Apple used several evaluation frameworks to test OpenELM’s performance. These frameworks focused on different aspects of the model’s capabilities, such as reasoning, knowledge understanding, and detecting misinformation and bias. The tests were comprehensive and covered a wide range of tasks.

The evaluations focused on standard zero-shot tasks (e.g., ARC, BoolQ, HellaSwag, PIQA, SciQ, WinoGrande), tasks from the OpenLLM and LLM360 leaderboards (e.g., ARC Challenge, HellaSwag, MMLU, TruthfulQA, WinoGrande, CrowS-Pairs, RACE), and few-shot settings where the model was provided with a small number of examples to adapt to specific tasks.

The results of pre-training for OpenELM are highly impressive.
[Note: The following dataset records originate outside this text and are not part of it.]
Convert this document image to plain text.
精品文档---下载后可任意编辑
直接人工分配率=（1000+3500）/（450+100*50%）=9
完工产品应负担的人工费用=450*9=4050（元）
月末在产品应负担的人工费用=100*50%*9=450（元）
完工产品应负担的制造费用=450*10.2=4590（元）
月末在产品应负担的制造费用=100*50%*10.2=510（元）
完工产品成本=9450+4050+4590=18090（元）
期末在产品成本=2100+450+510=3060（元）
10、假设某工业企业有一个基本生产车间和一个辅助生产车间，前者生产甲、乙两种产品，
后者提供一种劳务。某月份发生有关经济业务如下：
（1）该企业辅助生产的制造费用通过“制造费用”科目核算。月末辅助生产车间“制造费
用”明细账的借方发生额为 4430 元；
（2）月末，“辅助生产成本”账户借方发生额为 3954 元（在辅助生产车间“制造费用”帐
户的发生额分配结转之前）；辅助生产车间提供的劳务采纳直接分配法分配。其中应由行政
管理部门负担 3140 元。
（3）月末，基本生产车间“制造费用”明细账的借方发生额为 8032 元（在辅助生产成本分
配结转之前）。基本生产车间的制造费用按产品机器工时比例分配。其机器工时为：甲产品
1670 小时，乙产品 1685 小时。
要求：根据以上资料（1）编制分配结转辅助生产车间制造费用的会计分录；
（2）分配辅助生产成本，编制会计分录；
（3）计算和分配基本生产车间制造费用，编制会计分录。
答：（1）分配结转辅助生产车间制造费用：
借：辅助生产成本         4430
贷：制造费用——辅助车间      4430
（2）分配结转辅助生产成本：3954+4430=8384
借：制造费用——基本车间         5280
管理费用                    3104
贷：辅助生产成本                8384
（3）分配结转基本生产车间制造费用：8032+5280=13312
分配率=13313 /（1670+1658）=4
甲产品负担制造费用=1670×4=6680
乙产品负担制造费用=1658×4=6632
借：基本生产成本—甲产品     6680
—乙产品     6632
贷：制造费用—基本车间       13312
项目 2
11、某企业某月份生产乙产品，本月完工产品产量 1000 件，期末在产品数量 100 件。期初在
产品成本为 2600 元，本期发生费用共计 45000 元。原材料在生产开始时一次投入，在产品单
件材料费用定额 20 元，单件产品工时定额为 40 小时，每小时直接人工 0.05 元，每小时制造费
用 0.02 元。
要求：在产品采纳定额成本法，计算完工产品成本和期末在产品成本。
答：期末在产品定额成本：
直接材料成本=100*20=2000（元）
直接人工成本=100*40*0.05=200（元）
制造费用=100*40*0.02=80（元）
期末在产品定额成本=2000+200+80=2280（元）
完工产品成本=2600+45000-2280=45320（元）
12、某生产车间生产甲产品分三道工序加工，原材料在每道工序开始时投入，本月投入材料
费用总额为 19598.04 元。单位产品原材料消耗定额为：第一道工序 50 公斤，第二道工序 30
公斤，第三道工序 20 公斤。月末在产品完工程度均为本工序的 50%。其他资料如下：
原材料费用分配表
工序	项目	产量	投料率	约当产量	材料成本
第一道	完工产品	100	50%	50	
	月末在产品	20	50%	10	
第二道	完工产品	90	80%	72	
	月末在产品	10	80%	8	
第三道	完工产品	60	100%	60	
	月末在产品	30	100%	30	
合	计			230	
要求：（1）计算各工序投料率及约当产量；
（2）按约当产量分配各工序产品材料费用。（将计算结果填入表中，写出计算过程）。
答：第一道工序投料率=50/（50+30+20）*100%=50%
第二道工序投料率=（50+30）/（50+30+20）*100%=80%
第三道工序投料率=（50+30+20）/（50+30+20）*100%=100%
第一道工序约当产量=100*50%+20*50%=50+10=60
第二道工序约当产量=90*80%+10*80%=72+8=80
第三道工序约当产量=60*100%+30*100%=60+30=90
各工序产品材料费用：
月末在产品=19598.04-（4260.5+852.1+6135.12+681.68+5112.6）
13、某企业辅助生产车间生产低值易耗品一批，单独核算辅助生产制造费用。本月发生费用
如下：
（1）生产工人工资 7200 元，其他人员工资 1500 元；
Across various evaluation frameworks and tasks, OpenELM consistently outperformed comparable open language models pre-trained on publicly available datasets. For instance, an OpenELM variant with 1.1 billion parameters achieved remarkable accuracy improvements of 1.28% on standard zero-shot tasks, 2.36% on the OpenLLM leaderboard tasks, and 1.72% on the LLM360 tasks in comparison to OLMo (1.2 billion parameters), while using only half of the pre-training data.

Instructional Fine Tuning 

Apple utilized instruction tuning, a technique that involves refining the model on a dataset of prompts and desired outputs, to further enhance OpenELM’s capabilities. 

To carry out this process, the researchers employed the UltraFeedback dataset, which includes 60,000 prompts. The outcomes of this tuning were quite impressive, with OpenELM demonstrating a consistent improvement of 1-2% in its average accuracy across different evaluation frameworks and model sizes.

Parameter Efficient Fine Tuning (PEFT)

Apple researchers have explored the use of parameter-efficient fine-tuning (PEFT) techniques such as LoRA and DoRA, in addition to instruction tuning, for OpenELM.

PEFT methods aim to fine-tune language models with fewer trainable parameters, reducing computational requirements and memory usage. The researchers conducted fine-tuning experiments on the CommonSense reasoning benchmark, which includes 170,000 training samples across eight multiple-choice datasets. 

OpenELM was integrated with LoRA and DoRA, and the results showed that PEFT methods can be successfully applied to OpenELM. Both LoRA and DoRA delivered comparable performance on average across the given CommonSense reasoning datasets. This finding demonstrates the versatility of OpenELM and its compatibility with state-of-the-art techniques for efficient and scalable fine-tuning, which can expand its potential applications in resource-constrained environments.

Benchmarking and Performance Analysis

To validate OpenELM’s performance and efficiency, Apple conducted comprehensive benchmarking and evaluation studies on modern, consumer-grade hardware, including an NVIDIA RTX 4090 GPU and Apple’s proprietary M2 Max system-on-chip

Evaluation Methodology

The benchmarking analysis centered on two crucial aspects of token throughput – prompt processing (pre-fill) and token generation. These measurements offer valuable insights into the model’s performance in real-life scenarios, where prompt comprehension and text generation are critical. The researchers conducted several runs to guarantee precise and consistent measurements, including warm-up passes and caching techniques.

Throughput Results 

The results revealed that OpenELM demonstrated higher accuracy for a similar parameter count compared to other models. However, its inference speed was slightly slower than that of OLMo, an open-source large language model (LLM) developed by the Allen Institute for AI (AI2). The researchers also found that a significant portion of OpenELM’s processing time was due to the RMSNorm layer used for normalization, which was implemented in a naive way.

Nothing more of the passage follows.